Die Petition stammt von einem Bürger aus Freiburg im Breisgau. Sie trägt das Aktenzeichen Pet 3-20-08-250-008823. Der Petitionsausschuss unter der Vorsitzenden Dr. Hülya Düber empfiehlt dem Bundestag, die Petition der Bundesregierung – dem Bundesministerium der Finanzen – zur Erwägung zu überweisen.
Wenn der Bundestag einer solchen Empfehlung folgt, bedeutet dies, dass das zuständige Ministerium die Petition prüfen und möglicherweise Maßnahmen ergreifen wird.
Das Thema Wiedergutmachung nationalsozialistischen Unrechts beschäftigt auch heute noch Bürger und Politik. Dies ist bemerkenswert, da die systematische Aufarbeitung bereits in den 1950er Jahren begonnen hat.
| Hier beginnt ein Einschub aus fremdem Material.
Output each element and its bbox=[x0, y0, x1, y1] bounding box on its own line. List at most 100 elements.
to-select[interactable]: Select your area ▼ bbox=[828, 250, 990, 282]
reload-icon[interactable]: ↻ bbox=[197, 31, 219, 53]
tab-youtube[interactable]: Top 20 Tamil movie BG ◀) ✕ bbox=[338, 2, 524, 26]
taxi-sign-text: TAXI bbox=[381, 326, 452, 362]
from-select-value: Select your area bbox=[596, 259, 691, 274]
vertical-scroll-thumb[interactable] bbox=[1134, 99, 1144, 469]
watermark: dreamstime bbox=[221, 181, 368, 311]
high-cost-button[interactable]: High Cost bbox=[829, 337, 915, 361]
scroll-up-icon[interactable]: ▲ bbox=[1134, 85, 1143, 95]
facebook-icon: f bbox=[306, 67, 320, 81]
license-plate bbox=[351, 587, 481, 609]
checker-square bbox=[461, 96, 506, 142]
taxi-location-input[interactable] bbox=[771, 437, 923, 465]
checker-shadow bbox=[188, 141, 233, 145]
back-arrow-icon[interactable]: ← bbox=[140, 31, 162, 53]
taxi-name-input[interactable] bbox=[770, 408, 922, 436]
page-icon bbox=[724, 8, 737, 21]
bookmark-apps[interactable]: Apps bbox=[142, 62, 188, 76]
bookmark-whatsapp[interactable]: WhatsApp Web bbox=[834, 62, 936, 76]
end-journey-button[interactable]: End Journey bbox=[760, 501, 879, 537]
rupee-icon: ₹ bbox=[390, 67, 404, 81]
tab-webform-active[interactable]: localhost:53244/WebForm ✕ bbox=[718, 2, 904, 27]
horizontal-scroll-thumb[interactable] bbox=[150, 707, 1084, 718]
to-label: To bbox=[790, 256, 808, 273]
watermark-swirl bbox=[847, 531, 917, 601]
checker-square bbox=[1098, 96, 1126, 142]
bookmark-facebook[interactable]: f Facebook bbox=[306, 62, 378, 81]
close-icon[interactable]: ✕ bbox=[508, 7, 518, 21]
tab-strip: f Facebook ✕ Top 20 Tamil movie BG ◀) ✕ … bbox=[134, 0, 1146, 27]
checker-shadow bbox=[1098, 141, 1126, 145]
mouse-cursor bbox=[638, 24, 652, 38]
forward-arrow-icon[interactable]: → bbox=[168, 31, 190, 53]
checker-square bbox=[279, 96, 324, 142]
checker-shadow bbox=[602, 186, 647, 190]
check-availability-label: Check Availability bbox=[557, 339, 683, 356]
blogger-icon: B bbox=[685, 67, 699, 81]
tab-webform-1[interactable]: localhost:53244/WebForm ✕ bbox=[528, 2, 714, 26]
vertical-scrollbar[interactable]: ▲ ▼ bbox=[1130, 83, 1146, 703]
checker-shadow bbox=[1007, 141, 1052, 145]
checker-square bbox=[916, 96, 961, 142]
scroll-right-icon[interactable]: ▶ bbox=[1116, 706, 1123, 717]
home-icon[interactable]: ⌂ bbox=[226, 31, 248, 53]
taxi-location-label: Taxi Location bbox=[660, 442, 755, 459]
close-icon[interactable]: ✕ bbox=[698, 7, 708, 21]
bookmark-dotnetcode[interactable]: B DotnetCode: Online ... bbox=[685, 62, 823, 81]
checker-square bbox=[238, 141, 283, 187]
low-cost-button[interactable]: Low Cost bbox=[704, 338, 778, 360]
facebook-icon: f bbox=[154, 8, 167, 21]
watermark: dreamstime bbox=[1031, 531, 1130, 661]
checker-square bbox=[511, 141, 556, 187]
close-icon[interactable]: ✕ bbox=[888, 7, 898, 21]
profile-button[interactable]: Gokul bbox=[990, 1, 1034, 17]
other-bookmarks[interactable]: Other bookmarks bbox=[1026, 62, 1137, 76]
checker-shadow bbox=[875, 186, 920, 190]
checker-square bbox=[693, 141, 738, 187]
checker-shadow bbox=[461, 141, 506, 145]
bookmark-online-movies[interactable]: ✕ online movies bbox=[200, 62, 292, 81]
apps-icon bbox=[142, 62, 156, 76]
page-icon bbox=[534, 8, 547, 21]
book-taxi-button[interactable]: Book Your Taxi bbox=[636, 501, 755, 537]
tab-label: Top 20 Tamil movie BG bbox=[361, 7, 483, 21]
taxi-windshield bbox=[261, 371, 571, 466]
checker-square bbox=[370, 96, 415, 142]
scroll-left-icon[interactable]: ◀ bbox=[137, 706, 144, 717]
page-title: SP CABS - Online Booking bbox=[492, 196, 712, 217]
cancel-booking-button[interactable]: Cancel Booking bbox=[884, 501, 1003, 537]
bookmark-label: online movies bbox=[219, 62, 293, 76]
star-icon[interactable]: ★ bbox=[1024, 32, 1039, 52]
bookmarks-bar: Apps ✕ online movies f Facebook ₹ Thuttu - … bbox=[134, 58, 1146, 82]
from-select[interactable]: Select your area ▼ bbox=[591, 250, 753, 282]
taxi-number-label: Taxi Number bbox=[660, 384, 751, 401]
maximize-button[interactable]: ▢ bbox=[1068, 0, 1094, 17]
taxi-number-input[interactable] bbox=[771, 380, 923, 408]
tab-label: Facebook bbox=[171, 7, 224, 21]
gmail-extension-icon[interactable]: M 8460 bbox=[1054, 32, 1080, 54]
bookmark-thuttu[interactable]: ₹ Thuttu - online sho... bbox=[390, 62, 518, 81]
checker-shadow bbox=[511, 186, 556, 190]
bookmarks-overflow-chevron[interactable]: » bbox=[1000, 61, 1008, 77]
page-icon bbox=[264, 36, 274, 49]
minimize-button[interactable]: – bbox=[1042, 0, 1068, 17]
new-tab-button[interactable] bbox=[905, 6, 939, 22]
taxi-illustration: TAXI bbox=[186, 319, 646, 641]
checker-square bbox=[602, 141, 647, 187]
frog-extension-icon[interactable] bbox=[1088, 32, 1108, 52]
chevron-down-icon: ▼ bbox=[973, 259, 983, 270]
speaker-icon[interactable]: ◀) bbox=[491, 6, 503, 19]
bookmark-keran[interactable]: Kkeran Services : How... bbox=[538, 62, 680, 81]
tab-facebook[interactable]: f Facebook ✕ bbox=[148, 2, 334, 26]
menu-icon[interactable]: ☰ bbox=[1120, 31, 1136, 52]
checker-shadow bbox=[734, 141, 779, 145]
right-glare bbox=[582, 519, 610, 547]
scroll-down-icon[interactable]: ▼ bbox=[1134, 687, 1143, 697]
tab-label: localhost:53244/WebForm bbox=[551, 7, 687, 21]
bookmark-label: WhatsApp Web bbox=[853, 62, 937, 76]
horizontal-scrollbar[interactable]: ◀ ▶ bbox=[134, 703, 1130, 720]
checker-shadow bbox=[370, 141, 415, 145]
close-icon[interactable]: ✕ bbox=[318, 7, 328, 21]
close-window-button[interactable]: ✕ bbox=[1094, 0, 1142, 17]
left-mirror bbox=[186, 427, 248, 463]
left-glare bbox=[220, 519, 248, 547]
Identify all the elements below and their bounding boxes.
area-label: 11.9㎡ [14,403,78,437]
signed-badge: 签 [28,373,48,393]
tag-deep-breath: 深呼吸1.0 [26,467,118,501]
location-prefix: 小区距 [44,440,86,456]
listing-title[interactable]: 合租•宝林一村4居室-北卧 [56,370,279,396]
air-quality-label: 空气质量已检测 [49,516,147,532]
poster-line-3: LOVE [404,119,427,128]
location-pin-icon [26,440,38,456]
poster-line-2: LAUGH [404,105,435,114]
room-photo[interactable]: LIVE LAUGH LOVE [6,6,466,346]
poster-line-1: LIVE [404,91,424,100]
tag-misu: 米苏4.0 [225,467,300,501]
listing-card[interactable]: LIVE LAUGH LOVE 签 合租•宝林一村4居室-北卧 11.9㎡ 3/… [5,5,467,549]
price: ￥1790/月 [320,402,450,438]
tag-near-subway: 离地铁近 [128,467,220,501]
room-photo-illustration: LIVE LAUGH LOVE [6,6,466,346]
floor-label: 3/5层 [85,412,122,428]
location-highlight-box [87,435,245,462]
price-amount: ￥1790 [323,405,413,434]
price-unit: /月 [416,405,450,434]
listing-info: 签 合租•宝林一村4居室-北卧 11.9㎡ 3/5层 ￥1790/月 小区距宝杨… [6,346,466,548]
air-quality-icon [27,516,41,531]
In der Vergangenheit sind bereits Petitionen zu verschiedenen gesellschaftlichen Themen an den Bundestag herangetragen worden, die unterschiedlich behandelt worden sind.
Die Weiterleitung an das Bundesfinanzministerium deutet darauf hin, dass finanzielle Aspekte der Wiedergutmachung im Fokus stehen. Hintergrund ist, dass dieses Ressort traditionell für Entschädigungsfragen, Rentenzahlungen oder andere finanzielle Leistungen im Zusammenhang mit der Aufarbeitung der NS-Zeit zuständig ist.
Der Petitionsausschuss behandelt regelmäßig Eingaben von Bürgern und gibt entsprechende Empfehlungen an den Bundestag weiter. Die endgültige Entscheidung über die Annahme der Beschlussempfehlung liegt beim Bundestag.